= FaceBase =

NIH-supported American dentistry initiative

FaceBase is an NIH-supported initiative that began in September 2009. Funded by the National Institute of Dental and Craniofacial Research, the FaceBase Consortium is a five-year initiative that systematically compiles the biological instructions to construct the middle region of the human face and precisely define the genetics underlying its common developmental disorders such as cleft lip and palate. A range of genetic and environmental factors are thought to contribute to facial clefting and FaceBase is designed to enhance investigations into these causes and their outcomes.

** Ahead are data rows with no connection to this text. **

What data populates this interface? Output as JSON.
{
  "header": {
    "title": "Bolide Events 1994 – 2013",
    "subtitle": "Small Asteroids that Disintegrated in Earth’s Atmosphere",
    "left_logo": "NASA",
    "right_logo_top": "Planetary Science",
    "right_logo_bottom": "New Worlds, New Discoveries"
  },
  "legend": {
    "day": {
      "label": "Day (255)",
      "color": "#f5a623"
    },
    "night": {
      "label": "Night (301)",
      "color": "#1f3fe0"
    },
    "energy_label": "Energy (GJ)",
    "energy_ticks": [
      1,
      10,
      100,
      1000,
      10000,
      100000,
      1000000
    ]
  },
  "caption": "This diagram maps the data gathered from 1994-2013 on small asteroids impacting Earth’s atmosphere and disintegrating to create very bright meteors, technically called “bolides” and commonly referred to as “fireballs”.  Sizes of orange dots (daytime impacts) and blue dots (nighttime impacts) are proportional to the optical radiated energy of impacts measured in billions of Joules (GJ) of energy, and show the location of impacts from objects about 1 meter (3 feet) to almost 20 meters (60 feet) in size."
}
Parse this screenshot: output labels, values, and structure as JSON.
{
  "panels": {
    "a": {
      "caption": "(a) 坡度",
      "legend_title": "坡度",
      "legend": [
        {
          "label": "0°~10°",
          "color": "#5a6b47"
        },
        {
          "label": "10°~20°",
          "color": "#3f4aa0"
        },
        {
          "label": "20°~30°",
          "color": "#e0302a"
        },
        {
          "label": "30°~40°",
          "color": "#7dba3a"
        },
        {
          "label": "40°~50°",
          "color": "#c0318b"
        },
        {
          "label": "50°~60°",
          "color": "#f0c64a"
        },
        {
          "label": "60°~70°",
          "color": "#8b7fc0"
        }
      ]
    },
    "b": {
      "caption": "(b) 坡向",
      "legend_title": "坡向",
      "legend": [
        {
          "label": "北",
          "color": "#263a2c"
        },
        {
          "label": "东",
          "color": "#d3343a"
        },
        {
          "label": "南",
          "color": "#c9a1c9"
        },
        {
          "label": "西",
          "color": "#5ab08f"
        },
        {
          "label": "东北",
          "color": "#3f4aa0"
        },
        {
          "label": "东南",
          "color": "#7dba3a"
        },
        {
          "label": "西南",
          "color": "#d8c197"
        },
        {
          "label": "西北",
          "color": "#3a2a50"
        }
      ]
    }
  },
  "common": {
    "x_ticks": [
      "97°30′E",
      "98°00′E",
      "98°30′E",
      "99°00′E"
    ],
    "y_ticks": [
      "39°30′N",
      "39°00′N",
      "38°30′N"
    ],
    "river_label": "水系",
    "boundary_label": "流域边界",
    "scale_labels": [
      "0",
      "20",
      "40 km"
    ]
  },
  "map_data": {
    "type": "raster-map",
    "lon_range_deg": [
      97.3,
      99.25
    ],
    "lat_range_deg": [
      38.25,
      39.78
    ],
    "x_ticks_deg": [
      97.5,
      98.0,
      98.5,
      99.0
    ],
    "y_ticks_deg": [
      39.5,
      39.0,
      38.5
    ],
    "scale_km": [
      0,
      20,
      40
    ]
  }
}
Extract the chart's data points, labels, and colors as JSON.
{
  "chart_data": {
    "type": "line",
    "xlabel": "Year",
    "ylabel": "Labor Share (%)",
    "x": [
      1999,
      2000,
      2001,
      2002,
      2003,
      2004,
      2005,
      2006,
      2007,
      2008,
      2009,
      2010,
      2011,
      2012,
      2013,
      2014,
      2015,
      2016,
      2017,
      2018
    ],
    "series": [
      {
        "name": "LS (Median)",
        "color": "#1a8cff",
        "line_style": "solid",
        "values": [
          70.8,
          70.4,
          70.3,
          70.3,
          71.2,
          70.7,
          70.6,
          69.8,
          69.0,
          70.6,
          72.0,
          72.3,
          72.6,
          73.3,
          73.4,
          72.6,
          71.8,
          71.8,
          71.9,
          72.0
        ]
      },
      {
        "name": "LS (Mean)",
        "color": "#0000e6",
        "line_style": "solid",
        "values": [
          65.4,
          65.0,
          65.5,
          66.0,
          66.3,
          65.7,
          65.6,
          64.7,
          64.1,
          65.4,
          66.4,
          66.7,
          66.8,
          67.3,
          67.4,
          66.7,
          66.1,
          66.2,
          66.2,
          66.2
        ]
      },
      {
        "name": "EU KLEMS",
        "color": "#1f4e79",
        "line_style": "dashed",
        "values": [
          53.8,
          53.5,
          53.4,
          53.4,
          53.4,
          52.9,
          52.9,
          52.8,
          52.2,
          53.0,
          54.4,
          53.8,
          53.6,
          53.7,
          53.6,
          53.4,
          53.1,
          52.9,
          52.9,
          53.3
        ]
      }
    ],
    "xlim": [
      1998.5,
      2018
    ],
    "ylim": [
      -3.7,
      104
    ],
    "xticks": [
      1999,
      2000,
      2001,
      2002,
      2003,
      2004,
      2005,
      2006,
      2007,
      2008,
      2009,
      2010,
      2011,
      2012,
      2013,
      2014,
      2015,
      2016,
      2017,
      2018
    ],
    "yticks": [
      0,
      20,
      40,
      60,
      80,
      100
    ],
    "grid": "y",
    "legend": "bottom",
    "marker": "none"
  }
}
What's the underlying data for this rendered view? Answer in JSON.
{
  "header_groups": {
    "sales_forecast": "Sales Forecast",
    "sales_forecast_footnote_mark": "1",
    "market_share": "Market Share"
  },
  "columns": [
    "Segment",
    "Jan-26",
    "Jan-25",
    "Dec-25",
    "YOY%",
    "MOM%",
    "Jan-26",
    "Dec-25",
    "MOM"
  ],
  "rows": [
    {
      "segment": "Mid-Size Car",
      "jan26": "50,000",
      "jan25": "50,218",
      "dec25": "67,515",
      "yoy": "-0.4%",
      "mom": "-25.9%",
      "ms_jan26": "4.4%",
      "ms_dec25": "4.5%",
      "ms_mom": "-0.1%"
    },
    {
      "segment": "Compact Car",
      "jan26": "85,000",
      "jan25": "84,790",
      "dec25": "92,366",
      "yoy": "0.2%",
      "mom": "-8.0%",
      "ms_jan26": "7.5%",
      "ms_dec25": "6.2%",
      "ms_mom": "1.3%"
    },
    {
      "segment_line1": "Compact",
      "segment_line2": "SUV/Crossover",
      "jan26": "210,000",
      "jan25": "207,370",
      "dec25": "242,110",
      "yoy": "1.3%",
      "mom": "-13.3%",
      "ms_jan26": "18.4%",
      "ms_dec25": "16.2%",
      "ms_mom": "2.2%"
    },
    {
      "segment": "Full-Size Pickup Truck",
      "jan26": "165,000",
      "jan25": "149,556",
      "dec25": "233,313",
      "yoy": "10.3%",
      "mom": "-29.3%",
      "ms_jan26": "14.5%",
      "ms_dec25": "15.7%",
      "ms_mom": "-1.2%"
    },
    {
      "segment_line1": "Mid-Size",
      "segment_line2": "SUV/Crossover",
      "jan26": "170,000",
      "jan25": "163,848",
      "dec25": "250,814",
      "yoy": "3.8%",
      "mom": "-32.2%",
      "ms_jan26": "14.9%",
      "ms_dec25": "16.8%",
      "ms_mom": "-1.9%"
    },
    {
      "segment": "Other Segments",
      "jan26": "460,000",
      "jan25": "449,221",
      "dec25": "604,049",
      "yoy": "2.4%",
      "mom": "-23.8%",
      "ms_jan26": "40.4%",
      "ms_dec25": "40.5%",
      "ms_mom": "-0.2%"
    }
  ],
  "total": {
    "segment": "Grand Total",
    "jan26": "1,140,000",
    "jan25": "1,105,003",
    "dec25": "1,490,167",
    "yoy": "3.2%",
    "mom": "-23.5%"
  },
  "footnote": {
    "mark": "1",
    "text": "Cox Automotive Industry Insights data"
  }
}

==FaceBase Biorepository==
The FaceBase Biorepository is a collection or bank of DNA samples and information from families around the world to be used in research studies. Individuals with birth defects that involve the head, face, and eye can participate along with their family members. DNA is collected through blood or saliva and combined with information about the subject's family history and pregnancy history. The goal of the biorepository is to collect samples and data from 5,000 people to drive research studies on the genetic and environmental factors that contribute to craniofacial birth defects.

==Gene Wiki==
So far, a number of genes have been found to play a role in craniofacial development and the FaceBase project is continuing to research these genes to better understand craniofacial birth defects such as cleft lip and palate. These genes include AXIN2, BMP4, FGFR1, FGFR2, FOXE1, IRF6, MAFB (gene), MMP3, MSX1, MSX2 (Msh homeobox 2), MSX3, PAX7, PDGFC, PTCH1, SATB2, SOX9, SUMO1 (Small ubiquitin-related modifier 1), TBX22, TCOF (Treacle protein), TFAP2A, VAX1, TP63, ARHGAP29, NOG, NTN1, WNT genes, and locus 8q24.

==FaceBase Hub==
A key part of the initiative is the Hub, which intends to provide easily accessible craniofacial research data. The FaceBase Hub aims to allow scientists to more rapidly and effectively generate hypotheses and accelerate the pace of their research.